Clássico que encena polêmica

Alice Cooper (Ilustração de Denis Hiroshi/Area E)
Alice Cooper (Ilustração de Denis Hiroshi/ Area E)

As imagens mais recorrentes sobre os shows de Alice Cooper são de rituais violentos, com vocal gritado e um rock ardido e pesado. Somando os olhos maquiados de preto, roupas sujas de sangue (falso), cobras e guilhotinas, a conta macabra fecha perfeitamente. Mas o Alice Cooper que se apresentou no dia 2 de junho no Credicard Hall é bem diferente. Pela turnê No More Mr. Nice Guy Tour, o grande nome do rock teatral se mostrou, paradoxalmente, um “cara legal”.

Embora, a banda do líder Vincent Furnier – nome de bastismo da estrela do hard e classic rock que chegou até tentar carreira política – seja ícone desse rock teatral, com performances repletas de objetos dignos de um filme trash de terror, com luzes e fumaça cor de sangue, o gingado de cintura de Alice e o boné de couro de um dos integrantes da banda lembrou Village People.

O espetáculo começou quando as luzes se apagaram diante de heterogêneas cinco mil pessoas, ou quase isso. Alice entrou no palco vestido de aranha ao som de The Black Widow, ou A Viúva Negra em português. A audiência foi mais modesta e tranquila do que em sua primeira visita à São Paulo, em 1974, quando se apresentou no Anhembi para cerca de cem mil pessoas. Na ocasião, a polícia precisou conter a multidão. Mas no Credicard Hall a “confusão” foi apenas no palco, acompanhada de vários clássicos do artista.

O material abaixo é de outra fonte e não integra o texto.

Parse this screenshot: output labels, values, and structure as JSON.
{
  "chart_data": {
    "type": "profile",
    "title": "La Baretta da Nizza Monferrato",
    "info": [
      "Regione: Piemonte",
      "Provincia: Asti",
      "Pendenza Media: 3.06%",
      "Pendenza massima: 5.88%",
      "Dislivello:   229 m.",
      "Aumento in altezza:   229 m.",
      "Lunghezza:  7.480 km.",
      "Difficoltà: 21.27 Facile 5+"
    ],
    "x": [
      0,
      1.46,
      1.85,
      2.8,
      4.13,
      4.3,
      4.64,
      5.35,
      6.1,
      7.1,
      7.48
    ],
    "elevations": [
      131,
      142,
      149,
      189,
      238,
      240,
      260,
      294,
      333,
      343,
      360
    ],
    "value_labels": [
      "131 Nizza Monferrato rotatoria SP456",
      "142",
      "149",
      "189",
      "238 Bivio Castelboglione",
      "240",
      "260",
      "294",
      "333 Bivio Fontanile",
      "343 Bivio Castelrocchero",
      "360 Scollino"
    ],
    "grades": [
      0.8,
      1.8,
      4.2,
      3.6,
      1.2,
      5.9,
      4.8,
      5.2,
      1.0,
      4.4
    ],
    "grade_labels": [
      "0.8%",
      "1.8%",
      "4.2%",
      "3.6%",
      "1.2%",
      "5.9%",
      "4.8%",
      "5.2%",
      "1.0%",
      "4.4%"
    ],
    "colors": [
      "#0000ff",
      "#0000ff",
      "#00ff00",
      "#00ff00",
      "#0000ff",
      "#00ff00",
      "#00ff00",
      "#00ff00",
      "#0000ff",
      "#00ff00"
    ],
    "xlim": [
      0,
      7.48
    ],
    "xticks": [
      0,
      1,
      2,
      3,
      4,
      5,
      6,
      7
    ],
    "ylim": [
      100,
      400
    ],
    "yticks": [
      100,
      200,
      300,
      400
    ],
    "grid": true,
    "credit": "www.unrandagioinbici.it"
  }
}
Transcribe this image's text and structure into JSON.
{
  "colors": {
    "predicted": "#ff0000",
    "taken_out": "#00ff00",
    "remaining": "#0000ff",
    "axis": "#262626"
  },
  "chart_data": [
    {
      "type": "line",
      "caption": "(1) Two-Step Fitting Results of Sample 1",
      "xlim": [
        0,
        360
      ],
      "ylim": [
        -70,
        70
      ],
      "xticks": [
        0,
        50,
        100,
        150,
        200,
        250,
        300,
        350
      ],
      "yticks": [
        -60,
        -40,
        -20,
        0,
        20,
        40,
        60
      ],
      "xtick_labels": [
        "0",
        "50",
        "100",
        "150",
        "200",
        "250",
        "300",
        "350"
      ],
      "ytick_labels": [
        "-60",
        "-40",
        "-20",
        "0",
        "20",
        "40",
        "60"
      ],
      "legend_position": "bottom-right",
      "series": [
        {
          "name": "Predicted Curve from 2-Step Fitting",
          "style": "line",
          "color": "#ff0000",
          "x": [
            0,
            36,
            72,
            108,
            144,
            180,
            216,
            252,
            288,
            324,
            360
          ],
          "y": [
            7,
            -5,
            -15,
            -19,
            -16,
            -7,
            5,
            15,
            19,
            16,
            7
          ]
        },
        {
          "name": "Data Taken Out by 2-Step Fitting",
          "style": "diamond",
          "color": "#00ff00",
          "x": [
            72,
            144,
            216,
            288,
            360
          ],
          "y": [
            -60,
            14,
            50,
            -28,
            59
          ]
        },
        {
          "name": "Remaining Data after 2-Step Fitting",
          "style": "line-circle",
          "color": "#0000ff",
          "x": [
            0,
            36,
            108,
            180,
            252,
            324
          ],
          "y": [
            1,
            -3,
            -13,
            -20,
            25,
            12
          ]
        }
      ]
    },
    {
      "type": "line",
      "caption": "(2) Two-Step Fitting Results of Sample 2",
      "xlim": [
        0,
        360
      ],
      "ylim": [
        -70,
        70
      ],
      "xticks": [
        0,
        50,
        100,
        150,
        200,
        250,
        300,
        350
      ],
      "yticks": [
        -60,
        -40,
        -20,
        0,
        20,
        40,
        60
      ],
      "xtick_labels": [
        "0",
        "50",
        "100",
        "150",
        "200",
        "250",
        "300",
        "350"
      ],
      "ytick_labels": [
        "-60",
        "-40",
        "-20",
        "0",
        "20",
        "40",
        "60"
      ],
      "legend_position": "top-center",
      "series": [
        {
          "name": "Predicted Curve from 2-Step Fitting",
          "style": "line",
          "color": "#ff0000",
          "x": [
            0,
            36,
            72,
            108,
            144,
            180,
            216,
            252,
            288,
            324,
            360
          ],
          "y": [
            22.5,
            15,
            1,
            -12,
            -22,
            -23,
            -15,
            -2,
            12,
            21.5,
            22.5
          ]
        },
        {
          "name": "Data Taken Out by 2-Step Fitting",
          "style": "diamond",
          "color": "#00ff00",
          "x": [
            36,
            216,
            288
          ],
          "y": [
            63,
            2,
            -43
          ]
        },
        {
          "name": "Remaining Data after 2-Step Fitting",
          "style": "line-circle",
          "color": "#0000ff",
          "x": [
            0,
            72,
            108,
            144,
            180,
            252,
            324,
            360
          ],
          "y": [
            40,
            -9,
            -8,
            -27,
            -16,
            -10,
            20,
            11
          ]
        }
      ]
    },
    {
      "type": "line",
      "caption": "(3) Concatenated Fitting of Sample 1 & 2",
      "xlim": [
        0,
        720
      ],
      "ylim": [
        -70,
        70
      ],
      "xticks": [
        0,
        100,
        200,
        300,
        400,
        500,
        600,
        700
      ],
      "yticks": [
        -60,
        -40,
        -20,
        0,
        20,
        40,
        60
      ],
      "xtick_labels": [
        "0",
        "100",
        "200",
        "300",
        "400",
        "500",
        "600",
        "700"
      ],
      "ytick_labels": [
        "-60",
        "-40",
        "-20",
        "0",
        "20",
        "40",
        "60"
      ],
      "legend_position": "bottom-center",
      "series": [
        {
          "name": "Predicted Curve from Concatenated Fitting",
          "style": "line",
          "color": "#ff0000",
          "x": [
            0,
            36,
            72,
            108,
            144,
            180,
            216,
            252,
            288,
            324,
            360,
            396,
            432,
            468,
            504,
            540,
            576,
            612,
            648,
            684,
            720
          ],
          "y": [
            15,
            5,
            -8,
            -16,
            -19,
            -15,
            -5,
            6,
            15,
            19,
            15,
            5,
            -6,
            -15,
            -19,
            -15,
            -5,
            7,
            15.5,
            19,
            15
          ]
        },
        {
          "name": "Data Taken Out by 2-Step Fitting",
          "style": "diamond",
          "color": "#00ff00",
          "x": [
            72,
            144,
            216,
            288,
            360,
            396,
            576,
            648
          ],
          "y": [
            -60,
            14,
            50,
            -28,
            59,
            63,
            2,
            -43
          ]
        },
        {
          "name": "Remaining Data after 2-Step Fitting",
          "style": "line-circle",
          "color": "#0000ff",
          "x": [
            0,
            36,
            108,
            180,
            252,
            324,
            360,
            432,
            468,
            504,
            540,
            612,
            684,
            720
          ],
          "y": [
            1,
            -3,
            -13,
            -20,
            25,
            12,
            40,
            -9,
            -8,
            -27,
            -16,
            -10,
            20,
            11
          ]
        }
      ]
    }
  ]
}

Ao longo do espetáculo, os elementos cênicos vinham a reboque das músicas. Em Feed My Frankstein, uma máquina explode no palco e então surge uma espécie de “boneco de Olinda” com a cara de Alice travestido de Frankstein, algo mais próximo do trash do que do assustador. Como de costume, houve também a encenação da decapitação de Alice, ao som de I Love The Dead. Uma das músicas poderia ser até romântica, fala de amor bandido e de uma mulher que apanha do marido – Only Women Bleed. Enquanto cantava essa música, Alice com seus 63 anos dançava, brincava com uma boneca de plástico. Na música seguinte fez cara de mau e a chutou.

Brincadeira ou não, é curioso pensar como esse espetáculo da violência sobrevive ainda hoje. Talvez não sobreviva tão bem, o que poderia ser uma explicação da redução do público de Cooper. Segundo o vocalista e compositor, em entrevista ao jornal Zero Hora, as bandas de rock’n’roll de hoje parecem ter medo de fazer um rock mais forte e isso, segundo o vocalista, teria a ver com e tendência do politicamente correto.

Freud não explica

Para Gustavo Henrique Dionisio, mestre e doutor em psicologia pelo Instituto de Psicologia da USP e professor da Unesp – Assis: “a marca registrada de Alice Cooper em seus shows, a utilização de pedaços de corpos, membros despedaçados ou mutilações não é um procedimento muito novo na história da arte e da cultura”. Recorrendo ao texto do psicanalista Jacques Lacan, que discorre sobre o “Estádio do Espelho”, fase em que, entre outras coisas, a criança experimenta seu corpo como um todo despedaçado, Gustavo busca compreender a atração que espetáculos como o de Alice exercem.

O professor sugere que o espetáculo de mutilação oferecido por Cooper, além de estar relacionado ao aspecto traumático da fragmentação moderna, vai na direção de exercer uma espécie de sedução parecida, embora não idêntica, à que acontece naquela fase. “Ao olhar para a imagem em pedaços, o espectador acabaria testemunhando uma vitória inconsciente de seu ‘eu’ como algo inteiro, algo que atestaria sua unidade, ainda que ela seja imaginária e daí viria a atração que o procedimento provoca na cultura pop”, completa. Gustavo justifica dizendo que os filmes de horror nunca deixaram de lotar as salas de cinema.